Hey, hows it going? I'm a worship leader in my church in Australia. I run our youth band.

I agree with everything you said. Everyone looks at big churches like Hillsong or Planet Shakers here and try to put that style and formula into their own church but it don't work.

As a youth leader I know that there is more technology available to kids than ever. This is the X-box generation. Kids have grown up with technology. Its all about relationship with God. Is God against PowerPoint presentations? No absolutely not! God loves technology. God is a creative God and His people should be the same. We can harness this stuff and use it for the glory of God.

The problem is when this stuff becomes the main reason for doing stuff instead of God. It becomes a distraction. The way we use it should point people to Jesus, not who they are. God won't share his glory with no one.

Ok with that said another thing. Ministers/worship leaders/youth pastors/anyone should remember the first golden rule of ministry: Know your audience. Know who you're ministering to. Young people are passionate about sitting in pews and singing songs that don't relate to them - its just a fact. Its all about meeting people where they are at and then pointing people to their saviour! Its not about us. Its about serving others. Church has to be so relevent to people that it can't be riduculed. People need to see God in what we are doing. This is how we demonstrate to people who God is to us.

God is worthy of praise and worship. Why spend days praying if its holy to bring drums into church or use a video projector? If Jesus was here today he would have used all that.

People freak out because they have made technology they master instead of their slave.

I love the old hymns. I love them but they have to be relevent that they touch the heart of the people. Its not about the style its about the heart and the attitude of the worship leader on the reason they are singing what they are singing.

Alrighty, no doubt people are gonna read this and say "He's a complete tool", thats ok, I don't care what you think of me coz my identity is found in christ, not in chatrooms or blogs.

I think I've said enough coz I feel like I'm preaching.

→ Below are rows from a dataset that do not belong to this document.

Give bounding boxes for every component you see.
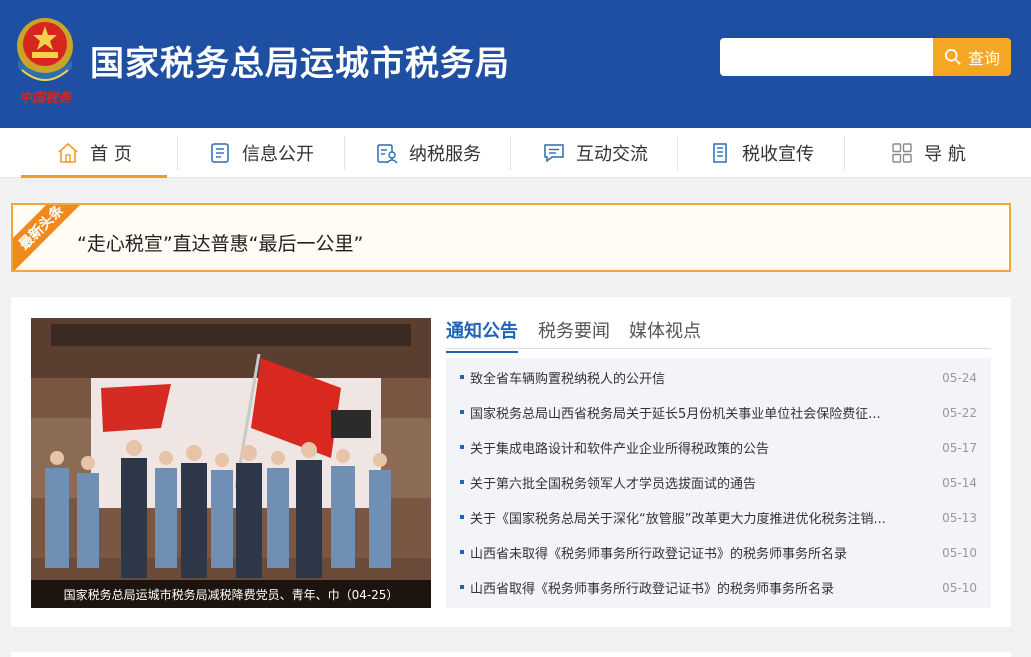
bullet-icon (460, 550, 464, 554)
tab-notices[interactable]: 通知公告 (446, 317, 518, 353)
next-section-panel (11, 652, 1011, 657)
nav-divider (177, 136, 178, 170)
nav-label: 首 页 (90, 144, 132, 165)
home-icon (58, 142, 78, 163)
news-title[interactable]: 关于第六批全国税务领军人才学员选拔面试的通告 (470, 473, 915, 492)
nav-label: 互动交流 (576, 144, 648, 165)
news-title[interactable]: 国家税务总局山西省税务局关于延长5月份机关事业单位社会保险费征... (470, 403, 915, 422)
news-title[interactable]: 关于《国家税务总局关于深化“放管服”改革更大力度推进优化税务注销... (470, 508, 915, 527)
search-button-label: 查询 (967, 49, 1000, 68)
search-icon (944, 48, 961, 65)
bullet-icon (460, 585, 464, 589)
nav-label: 纳税服务 (409, 144, 481, 165)
news-date: 05-24 (942, 370, 977, 385)
list-item[interactable]: 致全省车辆购置税纳税人的公开信 05-24 (446, 360, 991, 395)
news-date: 05-22 (942, 405, 977, 420)
list-item[interactable]: 国家税务总局山西省税务局关于延长5月份机关事业单位社会保险费征... 05-22 (446, 395, 991, 430)
news-date: 05-14 (942, 475, 977, 490)
news-date: 05-13 (942, 510, 977, 525)
news-title[interactable]: 山西省取得《税务师事务所行政登记证书》的税务师事务所名录 (470, 578, 915, 597)
news-title[interactable]: 山西省未取得《税务师事务所行政登记证书》的税务师事务所名录 (470, 543, 915, 562)
list-item[interactable]: 关于第六批全国税务领军人才学员选拔面试的通告 05-14 (446, 465, 991, 500)
headline-link[interactable]: “走心税宣”直达普惠“最后一公里” (77, 229, 363, 256)
bullet-icon (460, 445, 464, 449)
news-date: 05-10 (942, 580, 977, 595)
site-header: 中国税务 国家税务总局运城市税务局 查询 (0, 0, 1031, 128)
nav-item-navigation[interactable]: 导 航 (855, 128, 1001, 178)
news-title[interactable]: 关于集成电路设计和软件产业企业所得税政策的公告 (470, 438, 915, 457)
nav-item-home[interactable]: 首 页 (21, 128, 167, 178)
tax-emblem-logo[interactable]: 中国税务 (12, 10, 78, 106)
nav-item-service[interactable]: 纳税服务 (355, 128, 501, 178)
news-list: 致全省车辆购置税纳税人的公开信 05-24 国家税务总局山西省税务局关于延长5月… (446, 358, 991, 608)
bullet-icon (460, 480, 464, 484)
news-date: 05-17 (942, 440, 977, 455)
nav-divider (344, 136, 345, 170)
feature-photo-image (31, 318, 431, 608)
book-icon (713, 143, 727, 163)
emblem-text: 中国税务 (19, 90, 73, 106)
chat-icon (544, 144, 564, 163)
nav-divider (510, 136, 511, 170)
document-list-icon (211, 143, 229, 163)
main-nav: 首 页 信息公开 纳税服务 互动交流 税收宣传 导 航 (0, 128, 1031, 178)
search-button[interactable]: 查询 (933, 38, 1011, 76)
nav-label: 导 航 (924, 144, 966, 165)
grid-icon (892, 143, 912, 163)
bullet-icon (460, 375, 464, 379)
headline-banner: 最新头条 “走心税宣”直达普惠“最后一公里” (11, 203, 1011, 272)
tab-media[interactable]: 媒体视点 (629, 317, 701, 343)
nav-label: 信息公开 (242, 144, 314, 165)
list-item[interactable]: 山西省未取得《税务师事务所行政登记证书》的税务师事务所名录 05-10 (446, 535, 991, 570)
nav-item-interaction[interactable]: 互动交流 (522, 128, 668, 178)
list-item[interactable]: 关于集成电路设计和软件产业企业所得税政策的公告 05-17 (446, 430, 991, 465)
feature-photo[interactable]: 国家税务总局运城市税务局减税降费党员、青年、巾（04-25） (31, 318, 431, 608)
list-item[interactable]: 山西省取得《税务师事务所行政登记证书》的税务师事务所名录 05-10 (446, 570, 991, 605)
user-service-icon (377, 144, 398, 164)
search-input[interactable] (720, 38, 933, 76)
tab-tax-news[interactable]: 税务要闻 (538, 317, 610, 343)
list-item[interactable]: 关于《国家税务总局关于深化“放管服”改革更大力度推进优化税务注销... 05-1… (446, 500, 991, 535)
nav-divider (677, 136, 678, 170)
bullet-icon (460, 410, 464, 414)
news-date: 05-10 (942, 545, 977, 560)
news-tabs: 通知公告 税务要闻 媒体视点 (446, 317, 991, 353)
news-title[interactable]: 致全省车辆购置税纳税人的公开信 (470, 368, 915, 387)
nav-label: 税收宣传 (742, 144, 814, 165)
main-panel: 国家税务总局运城市税务局减税降费党员、青年、巾（04-25） 通知公告 税务要闻… (11, 297, 1011, 627)
nav-item-info[interactable]: 信息公开 (188, 128, 334, 178)
nav-divider (844, 136, 845, 170)
bullet-icon (460, 515, 464, 519)
feature-photo-caption[interactable]: 国家税务总局运城市税务局减税降费党员、青年、巾（04-25） (31, 580, 431, 608)
site-title: 国家税务总局运城市税务局 (90, 44, 510, 84)
nav-item-publicity[interactable]: 税收宣传 (688, 128, 834, 178)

If you wanna talk more on this then feel free to contact me!

God bless!

1:31 AM  
Blogger Scribe said...

Mikester,
You're definitely not a "tool" or rather yes you are, a tool in Christ's hands. Amen to what you said.

9:52 AM  
Blogger Eddy said...

This comment has been removed by a blog administrator.

8:24 PM  
Blogger coloradohurricane said...

i do a lot of traveling, and when i feel like finding a church home away from home, i always feel the Spirit moves more in smaller churches. "where 2 or more are gathered in My name..."

i think a lot of churches would prefer (or somehow confuse) numerical growth with spiritual growth.